Por que o Rio de Janeiro não apareceu na lista das cidades mais felizes do mundo?
O recente Happy City Index 2026 revelou um ranking das 251 cidades mais felizes globalmente, mas a ausência do Rio de Janeiro gerou surpresa entre os brasileiros. São Paulo liderou a América Latina na 161ª posição, enquanto Curitiba e Belo Horizonte ficaram nas colocações 197ª e 219ª, respectivamente. Mas o que define a “felicidade” de uma cidade?
A metodologia do índice, que tem Copenhague (Dinamarca) no topo, seguida por Helsinque (Finlândia) e Genebra (Suíça), é abrangente. Ela considera um total de 64 indicadores, divididos em seis grandes áreas essenciais para a qualidade de vida urbana.
Esses indicadores buscam capturar diferentes facetas da experiência do cidadão, indo além de métricas óbvias. A análise é complexa e busca retratar o bem-estar de forma multifacetada.
Critérios de Avaliação do Happy City Index
O levantamento avalia seis temas centrais: educação, saúde, equilíbrio entre vida pessoal e profissional, inovação, acesso a serviços e bem-estar social. Dentro dessas áreas, são analisados dados de naturezas diversas.

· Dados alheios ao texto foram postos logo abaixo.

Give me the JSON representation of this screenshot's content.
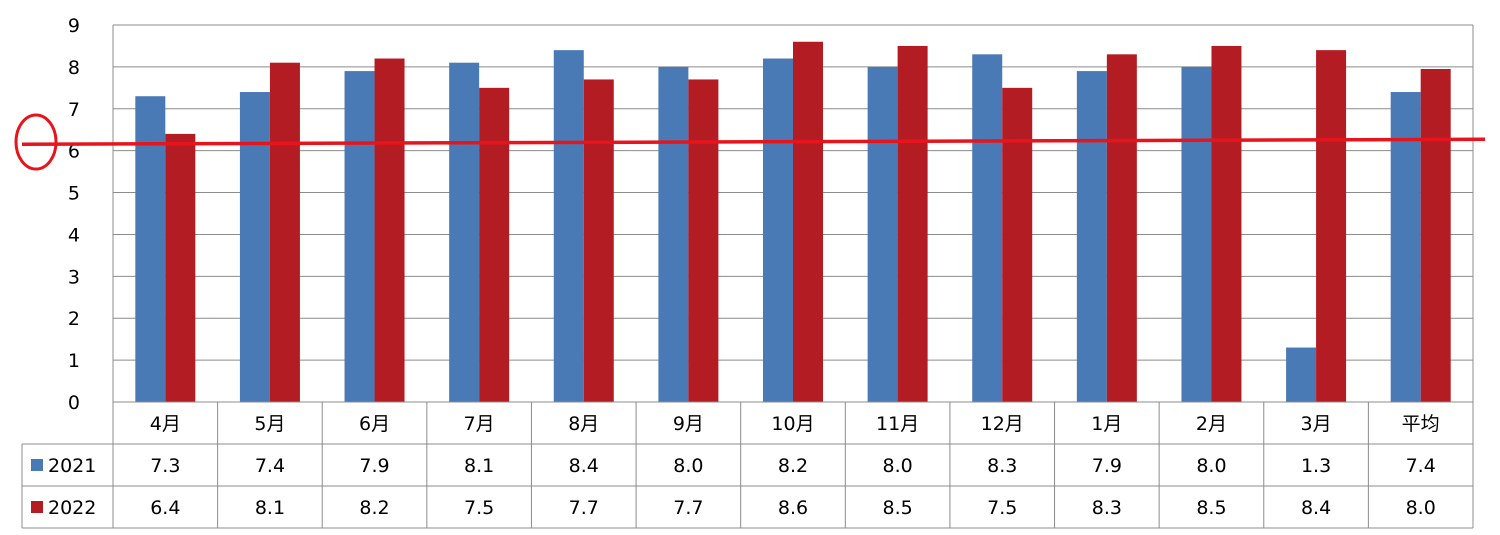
{
  "chart_data": {
    "type": "bar",
    "categories": [
      "4月",
      "5月",
      "6月",
      "7月",
      "8月",
      "9月",
      "10月",
      "11月",
      "12月",
      "1月",
      "2月",
      "3月",
      "平均"
    ],
    "series": [
      {
        "name": "2021",
        "color": "#4a7ab5",
        "values": [
          7.3,
          7.4,
          7.9,
          8.1,
          8.4,
          8.0,
          8.2,
          8.0,
          8.3,
          7.9,
          8.0,
          1.3,
          7.4
        ],
        "labels": [
          "7.3",
          "7.4",
          "7.9",
          "8.1",
          "8.4",
          "8.0",
          "8.2",
          "8.0",
          "8.3",
          "7.9",
          "8.0",
          "1.3",
          "7.4"
        ]
      },
      {
        "name": "2022",
        "color": "#b41c24",
        "values": [
          6.4,
          8.1,
          8.2,
          7.5,
          7.7,
          7.7,
          8.6,
          8.5,
          7.5,
          8.3,
          8.5,
          8.4,
          7.95
        ],
        "labels": [
          "6.4",
          "8.1",
          "8.2",
          "7.5",
          "7.7",
          "7.7",
          "8.6",
          "8.5",
          "7.5",
          "8.3",
          "8.5",
          "8.4",
          "8.0"
        ]
      }
    ],
    "yticks": [
      "0",
      "1",
      "2",
      "3",
      "4",
      "5",
      "6",
      "7",
      "8",
      "9"
    ],
    "ylim": [
      0,
      9
    ],
    "grid": true,
    "legend": "data-table",
    "annotation": {
      "reference_line_value": 6.2,
      "color": "#e8141b",
      "circle_marker": true
    }
  }
}
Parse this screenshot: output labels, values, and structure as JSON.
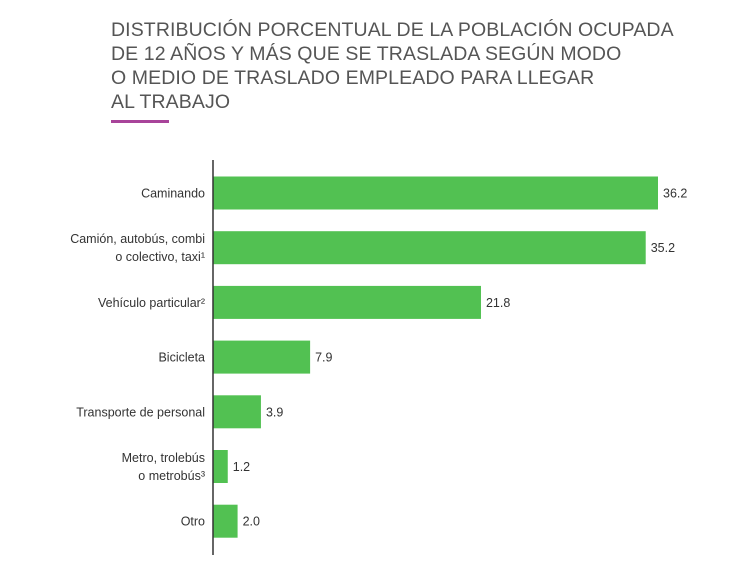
{
  "title_lines": [
    "DISTRIBUCIÓN PORCENTUAL DE LA POBLACIÓN OCUPADA",
    "DE 12 AÑOS Y MÁS QUE SE TRASLADA SEGÚN MODO",
    "O MEDIO DE TRASLADO EMPLEADO PARA LLEGAR",
    "AL TRABAJO"
  ],
  "colors": {
    "bar": "#52c152",
    "accent": "#a8449a",
    "axis": "#333333",
    "title": "#555555"
  },
  "chart_data": {
    "type": "bar",
    "orientation": "horizontal",
    "title": "DISTRIBUCIÓN PORCENTUAL DE LA POBLACIÓN OCUPADA DE 12 AÑOS Y MÁS QUE SE TRASLADA SEGÚN MODO O MEDIO DE TRASLADO EMPLEADO PARA LLEGAR AL TRABAJO",
    "categories": [
      [
        "Caminando"
      ],
      [
        "Camión, autobús, combi",
        "o colectivo, taxi¹"
      ],
      [
        "Vehículo particular²"
      ],
      [
        "Bicicleta"
      ],
      [
        "Transporte de personal"
      ],
      [
        "Metro, trolebús",
        "o metrobús³"
      ],
      [
        "Otro"
      ]
    ],
    "values": [
      36.2,
      35.2,
      21.8,
      7.9,
      3.9,
      1.2,
      2.0
    ],
    "value_labels": [
      "36.2",
      "35.2",
      "21.8",
      "7.9",
      "3.9",
      "1.2",
      "2.0"
    ],
    "xlim": [
      0,
      36.2
    ],
    "grid": false,
    "legend": "none"
  }
}
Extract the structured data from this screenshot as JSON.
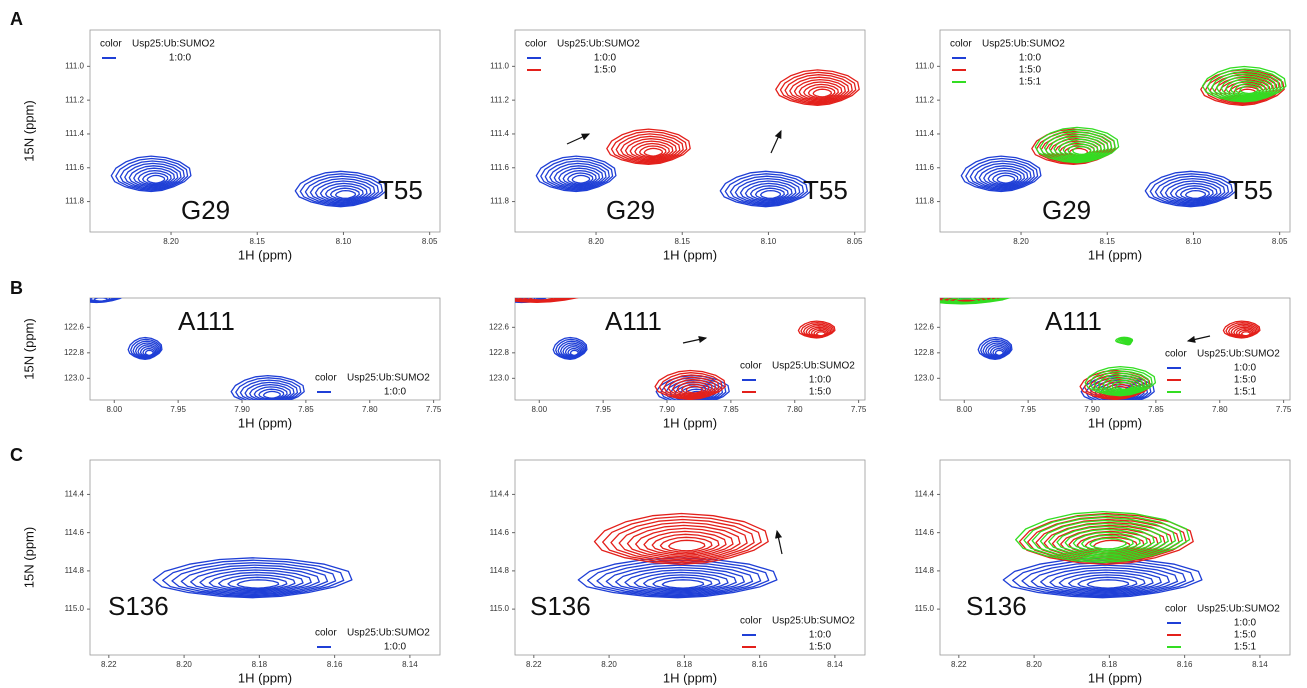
{
  "chart_data": [
    {
      "type": "contour",
      "panel": "A",
      "xlabel": "1H (ppm)",
      "ylabel": "15N (ppm)",
      "legend_heading": "color",
      "legend_title": "Usp25:Ub:SUMO2",
      "legend": "upper left",
      "contour_levels": 9,
      "xlim": [
        8.247,
        8.044
      ],
      "ylim": [
        111.98,
        110.785
      ],
      "xticks": [
        {
          "value": 8.2,
          "label": "8.20"
        },
        8.15,
        {
          "value": 8.1,
          "label": "8.10"
        },
        8.05
      ],
      "yticks": [
        {
          "value": 111,
          "label": "111.0"
        },
        111.2,
        111.4,
        111.6,
        111.8
      ],
      "annotations": [
        "G29",
        "T55"
      ],
      "series": [
        {
          "name": "1:0:0",
          "color": "#1f3fd6",
          "peaks": [
            {
              "x": 8.21,
              "y": 111.66,
              "x_width": 0.021,
              "y_width": 0.11
            },
            {
              "x": 8.1,
              "y": 111.75,
              "x_width": 0.024,
              "y_width": 0.11
            }
          ]
        }
      ]
    },
    {
      "type": "contour",
      "xlabel": "1H (ppm)",
      "legend_heading": "color",
      "legend_title": "Usp25:Ub:SUMO2",
      "legend": "upper left",
      "contour_levels": 9,
      "xlim": [
        8.247,
        8.044
      ],
      "ylim": [
        111.98,
        110.785
      ],
      "xticks": [
        {
          "value": 8.2,
          "label": "8.20"
        },
        8.15,
        {
          "value": 8.1,
          "label": "8.10"
        },
        8.05
      ],
      "yticks": [
        {
          "value": 111,
          "label": "111.0"
        },
        111.2,
        111.4,
        111.6,
        111.8
      ],
      "annotations": [
        "G29",
        "T55"
      ],
      "series": [
        {
          "name": "1:0:0",
          "color": "#1f3fd6",
          "peaks": [
            {
              "x": 8.21,
              "y": 111.66,
              "x_width": 0.021,
              "y_width": 0.11
            },
            {
              "x": 8.1,
              "y": 111.75,
              "x_width": 0.024,
              "y_width": 0.11
            }
          ]
        },
        {
          "name": "1:5:0",
          "color": "#e3201b",
          "peaks": [
            {
              "x": 8.168,
              "y": 111.5,
              "x_width": 0.022,
              "y_width": 0.11
            },
            {
              "x": 8.07,
              "y": 111.15,
              "x_width": 0.022,
              "y_width": 0.11
            }
          ]
        }
      ]
    },
    {
      "type": "contour",
      "xlabel": "1H (ppm)",
      "legend_heading": "color",
      "legend_title": "Usp25:Ub:SUMO2",
      "legend": "upper left",
      "contour_levels": 9,
      "xlim": [
        8.247,
        8.044
      ],
      "ylim": [
        111.98,
        110.785
      ],
      "xticks": [
        {
          "value": 8.2,
          "label": "8.20"
        },
        8.15,
        {
          "value": 8.1,
          "label": "8.10"
        },
        8.05
      ],
      "yticks": [
        {
          "value": 111,
          "label": "111.0"
        },
        111.2,
        111.4,
        111.6,
        111.8
      ],
      "annotations": [
        "G29",
        "T55"
      ],
      "series": [
        {
          "name": "1:0:0",
          "color": "#1f3fd6",
          "peaks": [
            {
              "x": 8.21,
              "y": 111.66,
              "x_width": 0.021,
              "y_width": 0.11
            },
            {
              "x": 8.1,
              "y": 111.75,
              "x_width": 0.024,
              "y_width": 0.11
            }
          ]
        },
        {
          "name": "1:5:0",
          "color": "#e3201b",
          "peaks": [
            {
              "x": 8.168,
              "y": 111.5,
              "x_width": 0.022,
              "y_width": 0.11
            },
            {
              "x": 8.07,
              "y": 111.15,
              "x_width": 0.022,
              "y_width": 0.11
            }
          ]
        },
        {
          "name": "1:5:1",
          "color": "#33dd22",
          "peaks": [
            {
              "x": 8.166,
              "y": 111.49,
              "x_width": 0.022,
              "y_width": 0.11
            },
            {
              "x": 8.069,
              "y": 111.13,
              "x_width": 0.022,
              "y_width": 0.11
            }
          ]
        }
      ]
    },
    {
      "type": "contour",
      "panel": "B",
      "xlabel": "1H (ppm)",
      "ylabel": "15N (ppm)",
      "legend_heading": "color",
      "legend_title": "Usp25:Ub:SUMO2",
      "legend": "lower right",
      "contour_levels": 8,
      "xlim": [
        8.019,
        7.745
      ],
      "ylim": [
        123.17,
        122.37
      ],
      "xticks": [
        {
          "value": 8,
          "label": "8.00"
        },
        7.95,
        {
          "value": 7.9,
          "label": "7.90"
        },
        7.85,
        {
          "value": 7.8,
          "label": "7.80"
        },
        7.75
      ],
      "yticks": [
        122.6,
        122.8,
        {
          "value": 123,
          "label": "123.0"
        }
      ],
      "annotations": [
        "A111"
      ],
      "series": [
        {
          "name": "1:0:0",
          "color": "#1f3fd6",
          "peaks": [
            {
              "x": 8.012,
              "y": 122.37,
              "x_width": 0.02,
              "y_width": 0.06
            },
            {
              "x": 7.974,
              "y": 122.79,
              "x_width": 0.012,
              "y_width": 0.09
            },
            {
              "x": 7.878,
              "y": 123.12,
              "x_width": 0.026,
              "y_width": 0.12
            }
          ]
        }
      ]
    },
    {
      "type": "contour",
      "xlabel": "1H (ppm)",
      "legend_heading": "color",
      "legend_title": "Usp25:Ub:SUMO2",
      "legend": "lower right",
      "contour_levels": 8,
      "xlim": [
        8.019,
        7.745
      ],
      "ylim": [
        123.17,
        122.37
      ],
      "xticks": [
        {
          "value": 8,
          "label": "8.00"
        },
        7.95,
        {
          "value": 7.9,
          "label": "7.90"
        },
        7.85,
        {
          "value": 7.8,
          "label": "7.80"
        },
        7.75
      ],
      "yticks": [
        122.6,
        122.8,
        {
          "value": 123,
          "label": "123.0"
        }
      ],
      "annotations": [
        "A111"
      ],
      "series": [
        {
          "name": "1:0:0",
          "color": "#1f3fd6",
          "peaks": [
            {
              "x": 8.012,
              "y": 122.37,
              "x_width": 0.02,
              "y_width": 0.06
            },
            {
              "x": 7.974,
              "y": 122.79,
              "x_width": 0.012,
              "y_width": 0.09
            },
            {
              "x": 7.878,
              "y": 123.12,
              "x_width": 0.026,
              "y_width": 0.12
            }
          ]
        },
        {
          "name": "1:5:0",
          "color": "#e3201b",
          "peaks": [
            {
              "x": 8.0,
              "y": 122.36,
              "x_width": 0.035,
              "y_width": 0.07
            },
            {
              "x": 7.781,
              "y": 122.64,
              "x_width": 0.013,
              "y_width": 0.07
            },
            {
              "x": 7.88,
              "y": 123.08,
              "x_width": 0.025,
              "y_width": 0.12
            }
          ]
        }
      ]
    },
    {
      "type": "contour",
      "xlabel": "1H (ppm)",
      "legend_heading": "color",
      "legend_title": "Usp25:Ub:SUMO2",
      "legend": "lower right",
      "contour_levels": 8,
      "xlim": [
        8.019,
        7.745
      ],
      "ylim": [
        123.17,
        122.37
      ],
      "xticks": [
        {
          "value": 8,
          "label": "8.00"
        },
        7.95,
        {
          "value": 7.9,
          "label": "7.90"
        },
        7.85,
        {
          "value": 7.8,
          "label": "7.80"
        },
        7.75
      ],
      "yticks": [
        122.6,
        122.8,
        {
          "value": 123,
          "label": "123.0"
        }
      ],
      "annotations": [
        "A111"
      ],
      "series": [
        {
          "name": "1:0:0",
          "color": "#1f3fd6",
          "peaks": [
            {
              "x": 8.012,
              "y": 122.37,
              "x_width": 0.02,
              "y_width": 0.06
            },
            {
              "x": 7.974,
              "y": 122.79,
              "x_width": 0.012,
              "y_width": 0.09
            },
            {
              "x": 7.878,
              "y": 123.12,
              "x_width": 0.026,
              "y_width": 0.12
            }
          ]
        },
        {
          "name": "1:5:0",
          "color": "#e3201b",
          "peaks": [
            {
              "x": 8.0,
              "y": 122.36,
              "x_width": 0.035,
              "y_width": 0.07
            },
            {
              "x": 7.781,
              "y": 122.64,
              "x_width": 0.013,
              "y_width": 0.07
            },
            {
              "x": 7.88,
              "y": 123.08,
              "x_width": 0.025,
              "y_width": 0.12
            }
          ]
        },
        {
          "name": "1:5:1",
          "color": "#33dd22",
          "peaks": [
            {
              "x": 8.0,
              "y": 122.38,
              "x_width": 0.035,
              "y_width": 0.06
            },
            {
              "x": 7.873,
              "y": 122.72,
              "x_width": 0.006,
              "y_width": 0.025
            },
            {
              "x": 7.876,
              "y": 123.05,
              "x_width": 0.025,
              "y_width": 0.12
            }
          ]
        }
      ]
    },
    {
      "type": "contour",
      "panel": "C",
      "xlabel": "1H (ppm)",
      "ylabel": "15N (ppm)",
      "legend_heading": "color",
      "legend_title": "Usp25:Ub:SUMO2",
      "legend": "lower right",
      "contour_levels": 10,
      "xlim": [
        8.225,
        8.132
      ],
      "ylim": [
        115.24,
        114.22
      ],
      "xticks": [
        8.22,
        {
          "value": 8.2,
          "label": "8.20"
        },
        8.18,
        8.16,
        8.14
      ],
      "yticks": [
        114.4,
        114.6,
        114.8,
        {
          "value": 115,
          "label": "115.0"
        }
      ],
      "annotations": [
        "S136"
      ],
      "series": [
        {
          "name": "1:0:0",
          "color": "#1f3fd6",
          "peaks": [
            {
              "x": 8.181,
              "y": 114.86,
              "x_width": 0.024,
              "y_width": 0.11
            }
          ]
        }
      ]
    },
    {
      "type": "contour",
      "xlabel": "1H (ppm)",
      "legend_heading": "color",
      "legend_title": "Usp25:Ub:SUMO2",
      "legend": "lower right",
      "contour_levels": 10,
      "xlim": [
        8.225,
        8.132
      ],
      "ylim": [
        115.24,
        114.22
      ],
      "xticks": [
        8.22,
        {
          "value": 8.2,
          "label": "8.20"
        },
        8.18,
        8.16,
        8.14
      ],
      "yticks": [
        114.4,
        114.6,
        114.8,
        {
          "value": 115,
          "label": "115.0"
        }
      ],
      "annotations": [
        "S136"
      ],
      "series": [
        {
          "name": "1:0:0",
          "color": "#1f3fd6",
          "peaks": [
            {
              "x": 8.181,
              "y": 114.86,
              "x_width": 0.024,
              "y_width": 0.11
            }
          ]
        },
        {
          "name": "1:5:0",
          "color": "#e3201b",
          "peaks": [
            {
              "x": 8.18,
              "y": 114.66,
              "x_width": 0.021,
              "y_width": 0.14
            }
          ]
        }
      ]
    },
    {
      "type": "contour",
      "xlabel": "1H (ppm)",
      "legend_heading": "color",
      "legend_title": "Usp25:Ub:SUMO2",
      "legend": "lower right",
      "contour_levels": 10,
      "xlim": [
        8.225,
        8.132
      ],
      "ylim": [
        115.24,
        114.22
      ],
      "xticks": [
        8.22,
        {
          "value": 8.2,
          "label": "8.20"
        },
        8.18,
        8.16,
        8.14
      ],
      "yticks": [
        114.4,
        114.6,
        114.8,
        {
          "value": 115,
          "label": "115.0"
        }
      ],
      "annotations": [
        "S136"
      ],
      "series": [
        {
          "name": "1:0:0",
          "color": "#1f3fd6",
          "peaks": [
            {
              "x": 8.181,
              "y": 114.86,
              "x_width": 0.024,
              "y_width": 0.11
            }
          ]
        },
        {
          "name": "1:5:0",
          "color": "#e3201b",
          "peaks": [
            {
              "x": 8.18,
              "y": 114.66,
              "x_width": 0.021,
              "y_width": 0.14
            }
          ]
        },
        {
          "name": "1:5:1",
          "color": "#33dd22",
          "peaks": [
            {
              "x": 8.181,
              "y": 114.65,
              "x_width": 0.021,
              "y_width": 0.14
            }
          ]
        }
      ]
    }
  ]
}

Tipos de Indicadores Utilizados
A pesquisa emprega desde dados binários, como a existência de políticas públicas específicas para grupos minoritários, até métricas nacionais que afetam diretamente os moradores. Além disso, são considerados o contexto socioeconômico do país e dados quantitativos específicos de cada cidade avaliada.
Essa abordagem diversificada visa oferecer um panorama completo sobre as condições de vida, permitindo comparar cidades de diferentes realidades com base em critérios objetivos e subjetivos que contribuem para a felicidade de seus habitantes.